I smoke and grill year-round, even in 20-30 below zero temps, so I've had my share of exposure to mother nature. Getting out of the wind is the single biggest improvement you can make for your outdoor cooking experience to be more enjoyable. Wind is also a cookers worst enemy for temp swings or overall low chamber temps, and in the case of gassers, flame-out conditions.

Eric


----------



## mballi3011 (Dec 8, 2010)

Now they say that Mother Nature is the reasoning for invention. So put on your thinking cap and you can come up with some simple ways of blocking the wind, rain, snow or even the dead of night.


----------



## phlunkie (Dec 17, 2010)

Sounds like my sunday experience. (in florida of all places) Such a rookie mistake.  But it was impromptu.

  I have too been thinking of ways to block the wind.  I am thinking about devising a system that will expand as needed along the back ,kinda of like a baby gate, (have 2 smokers) and sides that fold out.  Not sure of the material yet. I won't get to this until after xmas (that is if i get my l*wes gift cards).

My other quick thought is since I am on a wood deck, i can run a tarp along the outside of the deck.  But the last thing I want to see is a blue tarp on my property.  Blue tarps are so played out here.


----------



## phlunkie (Jan 7, 2011)

I ended up breaking out the tarps to help block the wind.   I am good as long as the wind isn't coming head on to the smokers.


----------



## rbranstner (Jan 7, 2011)

Yep build yourself a wind break it will save your butt time and time again.


----------



## rp ribking (Jan 7, 2011)

Check out my avatar, I have a roof also that is not in the pic.


----------



## Bearcarver (Jan 7, 2011)

If you don't want to put plywood around it, or hang tarps up, there's only one thing left to do.
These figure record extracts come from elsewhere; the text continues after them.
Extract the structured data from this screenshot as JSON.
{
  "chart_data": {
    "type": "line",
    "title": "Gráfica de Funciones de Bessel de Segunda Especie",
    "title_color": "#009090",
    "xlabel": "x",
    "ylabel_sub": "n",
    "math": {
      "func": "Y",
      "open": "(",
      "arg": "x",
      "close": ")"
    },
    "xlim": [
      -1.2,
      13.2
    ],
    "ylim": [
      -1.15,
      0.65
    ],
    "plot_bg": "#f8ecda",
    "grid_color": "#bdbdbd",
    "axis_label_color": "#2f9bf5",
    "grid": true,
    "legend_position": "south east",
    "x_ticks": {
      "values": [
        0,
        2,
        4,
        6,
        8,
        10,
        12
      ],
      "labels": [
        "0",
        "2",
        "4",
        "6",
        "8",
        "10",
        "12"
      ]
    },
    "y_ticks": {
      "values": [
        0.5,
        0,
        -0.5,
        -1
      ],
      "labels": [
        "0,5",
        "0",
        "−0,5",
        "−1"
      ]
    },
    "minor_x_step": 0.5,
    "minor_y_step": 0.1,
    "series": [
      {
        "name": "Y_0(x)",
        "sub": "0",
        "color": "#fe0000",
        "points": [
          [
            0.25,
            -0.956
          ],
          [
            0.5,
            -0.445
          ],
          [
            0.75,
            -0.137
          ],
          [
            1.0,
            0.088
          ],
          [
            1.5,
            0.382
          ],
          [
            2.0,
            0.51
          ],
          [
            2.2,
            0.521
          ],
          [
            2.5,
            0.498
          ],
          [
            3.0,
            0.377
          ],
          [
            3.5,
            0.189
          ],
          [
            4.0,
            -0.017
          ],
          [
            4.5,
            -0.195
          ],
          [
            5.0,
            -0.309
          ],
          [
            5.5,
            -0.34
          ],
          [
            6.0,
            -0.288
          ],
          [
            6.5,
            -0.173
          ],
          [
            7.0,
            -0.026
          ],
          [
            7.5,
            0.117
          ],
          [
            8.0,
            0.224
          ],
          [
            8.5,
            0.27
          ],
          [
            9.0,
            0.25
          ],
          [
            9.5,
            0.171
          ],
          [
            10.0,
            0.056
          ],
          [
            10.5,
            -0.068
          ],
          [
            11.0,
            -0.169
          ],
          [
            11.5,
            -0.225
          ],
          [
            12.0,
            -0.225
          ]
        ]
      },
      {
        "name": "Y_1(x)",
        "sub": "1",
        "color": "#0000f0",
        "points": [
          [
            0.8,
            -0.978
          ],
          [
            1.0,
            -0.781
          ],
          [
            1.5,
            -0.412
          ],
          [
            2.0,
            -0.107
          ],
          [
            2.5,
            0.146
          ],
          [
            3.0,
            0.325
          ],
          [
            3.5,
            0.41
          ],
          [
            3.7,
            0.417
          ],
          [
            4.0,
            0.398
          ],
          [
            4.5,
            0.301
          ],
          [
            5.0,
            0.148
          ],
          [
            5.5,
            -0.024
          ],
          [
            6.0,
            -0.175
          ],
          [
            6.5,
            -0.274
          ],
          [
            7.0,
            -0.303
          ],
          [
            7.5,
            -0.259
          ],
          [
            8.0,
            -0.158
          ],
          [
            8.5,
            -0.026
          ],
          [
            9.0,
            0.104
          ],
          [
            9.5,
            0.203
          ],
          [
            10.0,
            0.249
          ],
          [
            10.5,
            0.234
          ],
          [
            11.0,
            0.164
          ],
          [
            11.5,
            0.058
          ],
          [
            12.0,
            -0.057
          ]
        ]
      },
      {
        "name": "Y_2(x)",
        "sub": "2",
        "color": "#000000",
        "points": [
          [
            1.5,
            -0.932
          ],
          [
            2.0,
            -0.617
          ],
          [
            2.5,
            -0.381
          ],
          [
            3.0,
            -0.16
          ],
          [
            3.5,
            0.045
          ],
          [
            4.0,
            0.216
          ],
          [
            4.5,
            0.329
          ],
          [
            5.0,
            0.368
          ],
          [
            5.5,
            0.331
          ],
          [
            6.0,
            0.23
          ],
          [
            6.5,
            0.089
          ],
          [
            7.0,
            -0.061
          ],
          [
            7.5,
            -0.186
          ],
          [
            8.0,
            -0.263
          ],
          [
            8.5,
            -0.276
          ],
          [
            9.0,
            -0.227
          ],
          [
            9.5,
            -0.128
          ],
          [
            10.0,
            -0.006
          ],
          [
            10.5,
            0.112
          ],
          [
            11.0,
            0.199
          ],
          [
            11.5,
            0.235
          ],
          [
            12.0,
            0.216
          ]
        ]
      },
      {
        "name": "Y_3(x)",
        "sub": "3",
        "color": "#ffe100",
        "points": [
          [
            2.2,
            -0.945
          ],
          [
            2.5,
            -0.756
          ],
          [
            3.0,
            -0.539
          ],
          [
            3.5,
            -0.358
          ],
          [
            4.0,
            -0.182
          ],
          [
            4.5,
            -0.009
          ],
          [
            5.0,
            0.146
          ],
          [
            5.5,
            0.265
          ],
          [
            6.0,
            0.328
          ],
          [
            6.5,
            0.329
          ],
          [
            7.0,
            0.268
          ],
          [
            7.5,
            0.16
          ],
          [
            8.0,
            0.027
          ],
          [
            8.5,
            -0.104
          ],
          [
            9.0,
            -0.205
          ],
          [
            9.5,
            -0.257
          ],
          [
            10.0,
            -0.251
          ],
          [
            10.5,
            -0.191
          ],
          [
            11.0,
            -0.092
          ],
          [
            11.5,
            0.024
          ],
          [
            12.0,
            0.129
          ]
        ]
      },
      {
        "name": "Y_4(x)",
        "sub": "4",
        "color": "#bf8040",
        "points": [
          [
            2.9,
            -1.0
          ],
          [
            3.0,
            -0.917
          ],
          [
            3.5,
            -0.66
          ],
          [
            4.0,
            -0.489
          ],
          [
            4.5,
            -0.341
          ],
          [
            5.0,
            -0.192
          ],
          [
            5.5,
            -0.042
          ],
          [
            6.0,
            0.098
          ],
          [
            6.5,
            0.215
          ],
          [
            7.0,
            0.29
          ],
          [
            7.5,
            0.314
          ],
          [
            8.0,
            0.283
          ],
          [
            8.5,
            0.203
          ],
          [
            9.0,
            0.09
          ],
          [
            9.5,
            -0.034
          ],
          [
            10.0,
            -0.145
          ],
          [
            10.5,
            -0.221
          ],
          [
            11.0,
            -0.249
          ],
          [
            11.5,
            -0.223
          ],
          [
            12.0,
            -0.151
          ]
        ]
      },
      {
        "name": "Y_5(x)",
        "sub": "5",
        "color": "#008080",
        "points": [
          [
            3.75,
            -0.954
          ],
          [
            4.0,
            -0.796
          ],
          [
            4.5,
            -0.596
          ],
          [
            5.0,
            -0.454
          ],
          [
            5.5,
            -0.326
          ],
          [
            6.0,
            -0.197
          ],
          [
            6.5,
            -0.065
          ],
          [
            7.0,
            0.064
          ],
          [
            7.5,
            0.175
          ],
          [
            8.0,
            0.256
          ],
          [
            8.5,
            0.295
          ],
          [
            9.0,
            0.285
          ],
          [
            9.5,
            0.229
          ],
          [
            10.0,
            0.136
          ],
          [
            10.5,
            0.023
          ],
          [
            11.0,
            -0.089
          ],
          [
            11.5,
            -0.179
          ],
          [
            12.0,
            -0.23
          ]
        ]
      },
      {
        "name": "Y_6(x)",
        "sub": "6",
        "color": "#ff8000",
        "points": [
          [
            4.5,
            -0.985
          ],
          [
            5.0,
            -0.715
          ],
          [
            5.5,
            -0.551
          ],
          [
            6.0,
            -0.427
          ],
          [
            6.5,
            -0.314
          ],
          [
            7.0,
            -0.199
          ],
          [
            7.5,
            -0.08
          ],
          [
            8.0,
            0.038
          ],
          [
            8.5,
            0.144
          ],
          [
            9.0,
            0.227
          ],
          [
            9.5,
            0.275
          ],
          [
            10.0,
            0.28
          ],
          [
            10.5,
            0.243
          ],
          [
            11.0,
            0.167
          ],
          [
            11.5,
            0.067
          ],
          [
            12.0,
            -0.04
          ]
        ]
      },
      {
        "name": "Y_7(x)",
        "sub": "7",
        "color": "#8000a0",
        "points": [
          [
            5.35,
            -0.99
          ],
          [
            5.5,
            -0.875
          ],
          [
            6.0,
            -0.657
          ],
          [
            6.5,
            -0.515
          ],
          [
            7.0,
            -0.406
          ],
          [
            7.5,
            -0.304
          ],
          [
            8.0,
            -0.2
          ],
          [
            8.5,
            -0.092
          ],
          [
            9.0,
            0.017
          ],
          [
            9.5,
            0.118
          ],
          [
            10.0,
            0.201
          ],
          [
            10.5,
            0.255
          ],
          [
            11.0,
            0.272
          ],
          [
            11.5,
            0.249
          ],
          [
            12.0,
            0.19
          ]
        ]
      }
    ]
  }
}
This way you can watch the game while you smoke---better check with the wife first!!!







Bearcarver


----------



## rp ribking (Jan 7, 2011)

Nice Man Cave!!!


----------



## phlunkie (Jan 21, 2011)

rp RibKing said:


> Check out my avatar, I have a roof also that is not in the pic.




What you built is what has been rolling around my head.  But yours is better than the bits i have.  By chance do you have any bigger pictures for me to drool and possible blanantly rip ideas off of?


----------